Bald schon waren wir in Thale angekommen und suchten uns einen Parkplatz. Es gab drei Möglichkeiten den Hexentanzplatz zu erkunden. Die Hochfahrt mit der Seilbahn, eine fahrt mit dem Auto und den Rest dann zu Fuß oder ein kompletter "Aufstieg".
Wieder waren mir meine Ängste im Weg. Seilbahn kam für mich nicht in Frage. Warum ich die Fahrt mit dem Auto nicht gewählt habe weiß ich nicht mehr. Also blieb nur der Aufstieg.
Beide hatten wir Rucksäcke dabei, denn am Morgen konnten wir uns am Frühstücksbüfett konnten wir uns für den Tag immer Proviant mitnehmen, Obst, Brötchen und zu trinken war also immer unser Begleiter. Auf ging’s. Ich war mir wohl bis zu dem Zeitpunkt nicht Bewusst was ich mir da zumutete. Noch heute muss ich an die Erinnerung daran schmunzeln. Nun, ich bin nicht grad schlank. Bedeutet dass ja dann auch das ich mehr Masse als manch Anderer in Bewegung  setzen muss. Aber ich wandere gerne und rad fahren gehört auch zu meinen Hobbys, also tat ich das ganze mit einem Achselzucken ab und meinte nur so, Elke das schaffst Du schon. Aber, ich hatte wohl eines nicht bedacht ;) den Aufstieg, die Abhänge, Abgründe und teilweise sehr schmalen Wege.
Es gab zwei Wege und wir wählten den vorbei Aussichtsturm.
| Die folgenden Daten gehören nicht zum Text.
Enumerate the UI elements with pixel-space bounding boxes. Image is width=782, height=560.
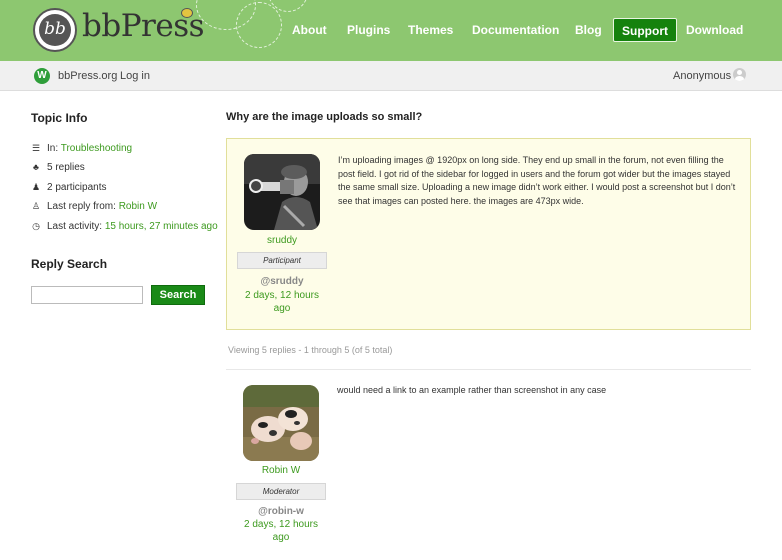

Sonne satt und warm. Zum Anfang war’s noch recht locker, der Weg normal und der Anstieg noch nicht so fürchterlich steil. Aber schon bald wurde der Weg steiniger, steiler und auch immer schmaler, rechts von mir die Abgründe immer tiefer. Für jemanden der Ängste hat sind ja schon Balkonhöhen aus dem ersten Stock riesige Bewältigungen.
Mein Mann war toll, wieder und wieder stellte er sich an die Anhänge breitete seine Arme aus so dass ich mich "vorbeischleichen" konnte.
Zwischenstopp, der Aussichtsturm. Na für mich kam der ja nun so gar nicht in Frage. Einige Stufen schaffte ich ja noch aber dann nahm die Angst mich doch gefangen. Für meinen Mann war es ein Klacks den Turm zu besteigen, von oben rief er immer wieder wie schön es doch sei und die Aussicht könne man einfach nur genießen, nun ja, es machte ihm eben auch Spaß mich ein wenig zu fordern. Aber er konnte mich nicht locken. Ich wusste ja was uns noch bevorstand... einige Meter Aufstieg bis zum Hexentanzplatz. Wieder und wieder breitete mein Mann die Arme aus, mir lief der Schweiß, nicht nur vom steilen Aufstieg... es roch nach Angst. Immer wieder blieben wir stehen, ich musste schon über meine Angst lachen und irgendwie wurde mir immer wohliger. Ich fühlte mich nicht mehr so ängstlich wie noch am Anfang unserer Wanderung. Ich genoss so manchen Ausblick zwischen den Bäumen hindurch. Plötzlich Regen, na prima. Aber so fielen auf meiner braunen Bluse die Schweißflecken nicht mehr auf die sich rundum breit gemacht hatten.
Wieder und wieder mussten wir über meine Ängste lachen und ich fragte meinen Mann ob er sich sicher sei das oben auf dem Hexentanzplatz nicht Kai Pflaume mit seinem Team stehen würde. Damals lief so eine Sendung wo Leute ihre Ängste bewältigen konnten. Ich hätte das meiner Familie zugetraut. Schon bald erreichten wir dann das Bergtheater und es gab nur noch wenige Meter die uns vom eigentlichen Hexentanzplatz trennten.
Nun sah man auch mehr Menschen, und ich war froh dass der Regen meine Bluse fast durchnässt hatte. Es schien die Sonne und ein kleiner Regenbogen war auch zu sehen. Nur kein Kai Pflaume, dabei fand ich nun fast Gefallen an dieser Idee. Hatte ich doch einiges gemeistert beim Aufstieg.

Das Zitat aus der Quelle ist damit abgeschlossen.